2.Davalı idare vekili istinaf dilekçesinde özetle; mahkemece uzlaşma için süre verilmesi gerektiğini, emsal seçimi ve değerlendirmesinin hatalı olduğunu, bedelin fahiş belirlendiğini ileri sürmüştür.

C. Gerekçe ve Sonuç
Bölge Adliye Mahkemesinin yukarıda tarih ve sayısı belirtilen kararı ile arsa niteliğindeki taşınmaza imar uygulamasının tapuya tescil edildiği tarih değerlendirme tarihi kabul edilerek emsal karşılaştırması yapılmak sureti ile tespit edilen ipotek bedelinin Türkiye İstatistik Kurumu tarafından açıklanan Yurt İçi Üretici Fiyat Endeksi tablosu esas alınmak suretiyle dava tarihine güncellenerek ipotek bedelinin artırılması usul ve kanuna uygun olduğu gibi, işbu davada uzlaşma dava şartının bulunmadığı, 07.09.2016 tarihinde yürürlüğe giren 6745 sayılı Kanun’un 35 inci maddesi ile 2942 sayılı Kamulaştırma Kanunu’na (2942 sayılı Kanun) eklenen gecici 12 nci maddesi ile yapılan değişiklik ve Anayasa Mahkemesinin 16.11.2017 tarihli ve 2016/195 Esas, 2017/158 Karar sayılı kararı gereğince maktu vekâlet ücretine hükmedilmesinde ve faizin dava tarihinden itibaren işletilmesinde bir isabetsizlik bulunmadığı anlaşıldığından, taraf vekillerinin istinaf başvurularının esastan reddine karar verilmiştir.

V. TEMYİZ
A. Temyiz Yoluna Başvuranlar
Bölge Adliye Mahkemesinin yukarıda belirtilen kararına karşı süresi içinde taraf vekilleri temyiz isteminde bulunmuştur.

B. Temyiz Sebepleri
1.Davacı vekili temyiz dilekçesinde özetle; istinaf dilekçesinde ileri sürdüğü sebebleri tekrar etmiştir.
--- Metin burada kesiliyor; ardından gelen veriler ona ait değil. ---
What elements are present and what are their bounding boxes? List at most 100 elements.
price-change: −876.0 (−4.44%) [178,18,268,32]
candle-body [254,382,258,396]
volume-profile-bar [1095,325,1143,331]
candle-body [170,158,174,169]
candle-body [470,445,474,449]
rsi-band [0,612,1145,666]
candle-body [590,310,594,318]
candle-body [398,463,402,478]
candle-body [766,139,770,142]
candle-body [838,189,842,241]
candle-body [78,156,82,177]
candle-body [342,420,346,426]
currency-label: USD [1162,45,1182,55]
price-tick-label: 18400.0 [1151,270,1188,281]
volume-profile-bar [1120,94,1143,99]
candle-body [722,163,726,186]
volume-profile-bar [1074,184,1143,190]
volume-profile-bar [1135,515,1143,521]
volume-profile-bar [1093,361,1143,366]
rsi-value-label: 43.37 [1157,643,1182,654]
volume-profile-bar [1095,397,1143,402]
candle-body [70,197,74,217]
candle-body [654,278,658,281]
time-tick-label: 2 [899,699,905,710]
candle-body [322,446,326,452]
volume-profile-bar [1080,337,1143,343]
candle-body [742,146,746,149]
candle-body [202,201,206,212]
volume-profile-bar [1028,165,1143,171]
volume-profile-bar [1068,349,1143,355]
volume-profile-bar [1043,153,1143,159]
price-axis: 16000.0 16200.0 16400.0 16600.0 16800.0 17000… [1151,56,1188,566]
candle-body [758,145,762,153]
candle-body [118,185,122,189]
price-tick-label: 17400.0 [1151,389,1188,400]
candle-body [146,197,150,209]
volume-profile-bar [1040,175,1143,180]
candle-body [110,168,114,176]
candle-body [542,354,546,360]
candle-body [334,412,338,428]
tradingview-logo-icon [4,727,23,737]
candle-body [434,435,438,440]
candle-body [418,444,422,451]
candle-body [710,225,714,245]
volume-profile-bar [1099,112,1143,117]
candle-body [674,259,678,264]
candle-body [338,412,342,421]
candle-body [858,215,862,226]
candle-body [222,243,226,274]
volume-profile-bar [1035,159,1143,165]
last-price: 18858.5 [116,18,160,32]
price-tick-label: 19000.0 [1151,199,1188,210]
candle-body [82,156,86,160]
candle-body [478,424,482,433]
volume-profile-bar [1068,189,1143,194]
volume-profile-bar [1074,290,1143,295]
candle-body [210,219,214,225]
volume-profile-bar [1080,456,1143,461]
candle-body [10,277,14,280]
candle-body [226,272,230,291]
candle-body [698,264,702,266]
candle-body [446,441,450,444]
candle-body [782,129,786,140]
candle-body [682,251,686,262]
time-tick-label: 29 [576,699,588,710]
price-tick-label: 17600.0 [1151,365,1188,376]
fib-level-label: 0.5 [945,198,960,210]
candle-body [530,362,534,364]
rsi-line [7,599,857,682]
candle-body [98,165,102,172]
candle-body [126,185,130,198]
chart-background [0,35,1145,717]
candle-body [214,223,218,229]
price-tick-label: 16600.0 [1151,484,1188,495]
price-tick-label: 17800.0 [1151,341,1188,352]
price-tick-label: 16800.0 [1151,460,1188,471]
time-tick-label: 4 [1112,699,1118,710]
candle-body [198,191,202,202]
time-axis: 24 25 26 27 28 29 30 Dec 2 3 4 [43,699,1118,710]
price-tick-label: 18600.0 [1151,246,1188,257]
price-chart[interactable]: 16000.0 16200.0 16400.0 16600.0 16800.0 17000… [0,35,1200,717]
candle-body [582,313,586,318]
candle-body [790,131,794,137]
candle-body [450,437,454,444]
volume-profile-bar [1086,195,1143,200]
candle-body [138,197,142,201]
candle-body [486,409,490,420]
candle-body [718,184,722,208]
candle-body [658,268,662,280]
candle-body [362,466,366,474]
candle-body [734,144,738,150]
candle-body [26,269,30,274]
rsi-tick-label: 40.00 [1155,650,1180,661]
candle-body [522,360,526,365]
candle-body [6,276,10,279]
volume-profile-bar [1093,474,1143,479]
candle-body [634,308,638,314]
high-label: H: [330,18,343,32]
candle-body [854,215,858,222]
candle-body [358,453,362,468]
2.Davalı idare vekili temyiz dilekçesinde özetle; istinaf dilekçesinde ileri sürdüğü sebebleri tekrar etmiştir.

C. Gerekçe
1. Uyuşmazlık ve Hukukî Nitelendirme
Uyuşmazlık, imar uygulaması sırasında bedele dönüştürülen davacı payı payına idarece takdir edilen karşılığın artırılması istemine ilişkindir.

2. İlgili Hukuk
1.6100 sayılı Hukuk Muhakemeleri Kanunu’nun (6100 sayılı Kanun) 369 uncu maddesinin birinci fıkrası ile 370 ve 371 inci maddeleri.

2.3194 sayılı imar Kanunu’nun 17/son maddesi.
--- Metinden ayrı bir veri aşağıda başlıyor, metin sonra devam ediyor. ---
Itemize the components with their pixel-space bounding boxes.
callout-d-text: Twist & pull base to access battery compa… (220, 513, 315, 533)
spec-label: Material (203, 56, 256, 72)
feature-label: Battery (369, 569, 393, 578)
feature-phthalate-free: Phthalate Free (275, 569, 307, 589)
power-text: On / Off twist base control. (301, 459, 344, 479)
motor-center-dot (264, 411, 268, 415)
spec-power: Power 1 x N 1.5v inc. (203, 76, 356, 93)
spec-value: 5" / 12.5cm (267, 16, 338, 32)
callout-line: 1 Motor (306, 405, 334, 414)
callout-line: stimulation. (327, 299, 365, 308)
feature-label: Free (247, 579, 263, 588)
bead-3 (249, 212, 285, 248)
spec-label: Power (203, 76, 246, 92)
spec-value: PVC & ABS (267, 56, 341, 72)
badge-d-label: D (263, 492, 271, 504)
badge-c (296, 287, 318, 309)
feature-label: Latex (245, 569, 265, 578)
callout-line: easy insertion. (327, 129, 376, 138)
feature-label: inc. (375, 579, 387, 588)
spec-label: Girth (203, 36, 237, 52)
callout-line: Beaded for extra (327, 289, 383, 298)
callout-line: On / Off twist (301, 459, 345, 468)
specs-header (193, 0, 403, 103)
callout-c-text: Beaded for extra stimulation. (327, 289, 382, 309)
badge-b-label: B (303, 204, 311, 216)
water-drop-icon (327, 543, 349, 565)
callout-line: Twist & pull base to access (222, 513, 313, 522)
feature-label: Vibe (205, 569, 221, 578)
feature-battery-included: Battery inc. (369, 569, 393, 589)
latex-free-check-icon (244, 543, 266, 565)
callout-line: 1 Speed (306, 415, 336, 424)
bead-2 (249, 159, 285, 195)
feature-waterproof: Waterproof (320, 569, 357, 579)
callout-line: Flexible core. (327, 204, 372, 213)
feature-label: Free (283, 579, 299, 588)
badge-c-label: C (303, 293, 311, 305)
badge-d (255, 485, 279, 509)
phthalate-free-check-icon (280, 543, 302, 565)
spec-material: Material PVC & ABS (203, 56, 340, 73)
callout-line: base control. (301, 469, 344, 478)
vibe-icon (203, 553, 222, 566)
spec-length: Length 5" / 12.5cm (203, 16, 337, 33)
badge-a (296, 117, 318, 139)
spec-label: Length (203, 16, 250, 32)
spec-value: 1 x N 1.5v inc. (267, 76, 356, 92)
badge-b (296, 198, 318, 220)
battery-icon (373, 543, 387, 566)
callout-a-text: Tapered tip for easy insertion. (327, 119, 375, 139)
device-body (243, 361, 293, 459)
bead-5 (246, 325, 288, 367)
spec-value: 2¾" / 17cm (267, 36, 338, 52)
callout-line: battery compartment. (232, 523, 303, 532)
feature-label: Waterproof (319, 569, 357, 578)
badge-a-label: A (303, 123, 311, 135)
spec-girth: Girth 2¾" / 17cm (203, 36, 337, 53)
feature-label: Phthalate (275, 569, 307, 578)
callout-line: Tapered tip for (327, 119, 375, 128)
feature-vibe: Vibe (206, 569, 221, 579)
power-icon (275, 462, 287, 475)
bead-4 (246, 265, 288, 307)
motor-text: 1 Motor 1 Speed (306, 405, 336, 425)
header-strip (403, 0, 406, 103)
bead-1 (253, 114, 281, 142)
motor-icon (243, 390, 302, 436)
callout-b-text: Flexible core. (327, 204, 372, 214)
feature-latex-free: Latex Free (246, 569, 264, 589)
3.6745 sayılı Kanun’un 35 inci maddesi ile 2942 sayılı Kanun’a (2942 sayılı Kanun) eklenen geçici 12 nci maddesi.

4.2942 sayılı Kanun’un 11 inci maddesi.

3. Değerlendirme
1. Bölge adliye mahkemelerinin nihai kararlarının bozulması 6100 sayılı 371 inci maddesi ile 369 uncu maddesinin birinci fıkrasında yer alan sebeplerden birinin varlığı hâlinde mümkündür.
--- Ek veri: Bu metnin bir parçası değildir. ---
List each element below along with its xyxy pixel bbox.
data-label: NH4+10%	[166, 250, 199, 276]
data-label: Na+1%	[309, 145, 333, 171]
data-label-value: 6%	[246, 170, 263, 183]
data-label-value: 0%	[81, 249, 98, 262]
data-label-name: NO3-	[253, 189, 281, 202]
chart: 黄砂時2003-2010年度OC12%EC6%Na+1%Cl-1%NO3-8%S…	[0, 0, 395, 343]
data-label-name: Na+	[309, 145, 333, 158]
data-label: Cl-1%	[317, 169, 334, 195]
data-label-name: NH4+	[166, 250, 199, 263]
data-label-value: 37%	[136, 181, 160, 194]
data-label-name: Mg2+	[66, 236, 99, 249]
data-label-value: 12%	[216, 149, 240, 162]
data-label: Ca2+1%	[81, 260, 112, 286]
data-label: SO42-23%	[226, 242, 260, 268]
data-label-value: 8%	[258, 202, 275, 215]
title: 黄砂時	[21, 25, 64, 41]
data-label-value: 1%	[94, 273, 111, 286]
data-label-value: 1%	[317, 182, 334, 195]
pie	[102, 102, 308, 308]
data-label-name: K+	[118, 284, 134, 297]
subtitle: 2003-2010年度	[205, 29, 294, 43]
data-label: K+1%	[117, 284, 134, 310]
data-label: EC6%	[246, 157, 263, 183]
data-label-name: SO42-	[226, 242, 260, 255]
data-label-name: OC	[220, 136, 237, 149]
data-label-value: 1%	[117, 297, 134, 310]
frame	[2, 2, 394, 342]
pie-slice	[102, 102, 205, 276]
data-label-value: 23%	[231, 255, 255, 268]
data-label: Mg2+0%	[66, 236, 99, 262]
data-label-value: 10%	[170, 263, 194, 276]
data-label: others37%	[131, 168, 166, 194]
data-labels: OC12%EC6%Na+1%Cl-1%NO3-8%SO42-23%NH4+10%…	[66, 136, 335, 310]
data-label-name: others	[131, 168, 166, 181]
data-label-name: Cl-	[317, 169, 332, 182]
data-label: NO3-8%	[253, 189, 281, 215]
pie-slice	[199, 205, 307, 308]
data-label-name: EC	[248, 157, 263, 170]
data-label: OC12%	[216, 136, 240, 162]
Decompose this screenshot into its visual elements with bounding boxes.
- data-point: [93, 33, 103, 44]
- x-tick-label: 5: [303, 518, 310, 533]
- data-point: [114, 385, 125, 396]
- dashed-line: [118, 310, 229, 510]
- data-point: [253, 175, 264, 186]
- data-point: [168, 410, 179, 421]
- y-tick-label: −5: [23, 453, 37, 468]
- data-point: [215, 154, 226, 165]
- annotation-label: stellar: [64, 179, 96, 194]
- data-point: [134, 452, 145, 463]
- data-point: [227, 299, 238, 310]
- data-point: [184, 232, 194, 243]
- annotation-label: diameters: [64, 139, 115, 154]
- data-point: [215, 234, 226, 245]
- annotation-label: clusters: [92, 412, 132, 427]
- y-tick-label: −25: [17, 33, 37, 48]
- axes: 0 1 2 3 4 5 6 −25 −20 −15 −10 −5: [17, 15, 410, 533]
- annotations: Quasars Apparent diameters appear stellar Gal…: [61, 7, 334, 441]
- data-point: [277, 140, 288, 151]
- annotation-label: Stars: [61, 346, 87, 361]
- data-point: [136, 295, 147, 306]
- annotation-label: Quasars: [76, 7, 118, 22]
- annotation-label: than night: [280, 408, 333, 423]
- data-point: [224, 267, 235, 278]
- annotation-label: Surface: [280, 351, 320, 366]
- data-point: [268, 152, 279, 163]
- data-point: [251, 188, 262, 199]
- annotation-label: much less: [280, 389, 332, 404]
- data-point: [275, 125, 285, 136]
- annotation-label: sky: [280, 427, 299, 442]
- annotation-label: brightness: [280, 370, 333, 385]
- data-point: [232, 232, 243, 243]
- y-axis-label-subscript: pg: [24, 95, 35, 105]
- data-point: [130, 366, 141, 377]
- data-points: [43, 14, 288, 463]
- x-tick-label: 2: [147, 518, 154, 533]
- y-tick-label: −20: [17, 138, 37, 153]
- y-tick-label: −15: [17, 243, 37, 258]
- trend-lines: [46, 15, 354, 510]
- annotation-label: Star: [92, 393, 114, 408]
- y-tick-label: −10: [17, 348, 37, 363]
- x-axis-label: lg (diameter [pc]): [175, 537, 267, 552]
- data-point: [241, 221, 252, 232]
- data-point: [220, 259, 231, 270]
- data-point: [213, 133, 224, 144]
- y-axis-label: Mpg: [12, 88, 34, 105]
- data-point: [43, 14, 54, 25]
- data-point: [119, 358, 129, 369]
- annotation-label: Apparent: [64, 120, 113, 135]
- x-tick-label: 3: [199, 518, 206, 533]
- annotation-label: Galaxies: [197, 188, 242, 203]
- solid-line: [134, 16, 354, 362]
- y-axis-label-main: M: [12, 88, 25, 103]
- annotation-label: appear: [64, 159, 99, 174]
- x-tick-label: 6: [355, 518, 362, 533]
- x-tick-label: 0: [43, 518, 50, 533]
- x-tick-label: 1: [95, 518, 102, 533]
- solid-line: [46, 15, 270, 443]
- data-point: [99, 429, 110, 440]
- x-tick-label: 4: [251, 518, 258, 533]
2.Arsa niteliğindeki dava konusu taşınmaza 6745 sayılı Kanun’un 35 inci maddesi ile 2942 sayılı Kanun’a eklenen geçici 12 nci maddesi uyarınca uygulamanın tapuda tescil edildiği tarih değerlendirme tarihi olarak esas alınıp, emsal karşılaştırması sonucu tespit edilen bedelin, Türkiye İstatistik Kurumu tarafından açıklanan Yurt İçi Üretici Fiyat Endeksi tablosuna göre dava tarihine güncellenmesi suretiyle değer biçilmesinde bir isabetsizlik görülmemiştir.

3.Temyizen incelenen karar, tarafların karşılıklı iddia ve savunmalarına, dayandıkları belgelere, uyuşmazlığa uygulanması gereken hukuk kuralları ile hukuki ilişkinin nitelendirilmesine, dava şartlarına, yargılama ve ispat kuralları ile kararda belirtilen gerekçelere göre usul ve kanuna uygun olup temyiz dilekçelerinde ileri sürülen nedenler kararın bozulmasını gerektirecek nitelikte görülmemiştir.

VI. KARAR
Açıklanan sebeplerle;
Taraf vekillerinin yerinde görülmeyen tüm temyiz itirazlarının reddi ile usul ve kanuna uygun Bölge Adliye Mahkemesi kararının 6100 sayılı Kanun’un 370 inci maddesinin birinci fıkrası uyarınca ONANMASINA,

Taraflardan peşin alınan temyiz harçlarının Hazineye irat kaydedilmesine,

Dosyanın İlk Derece Mahkemesine, kararın bir örneğinin Bölge Adliye Mahkemesine gönderilmesine,12.09.2023 tarihinde oy birliğiyle karar verildi.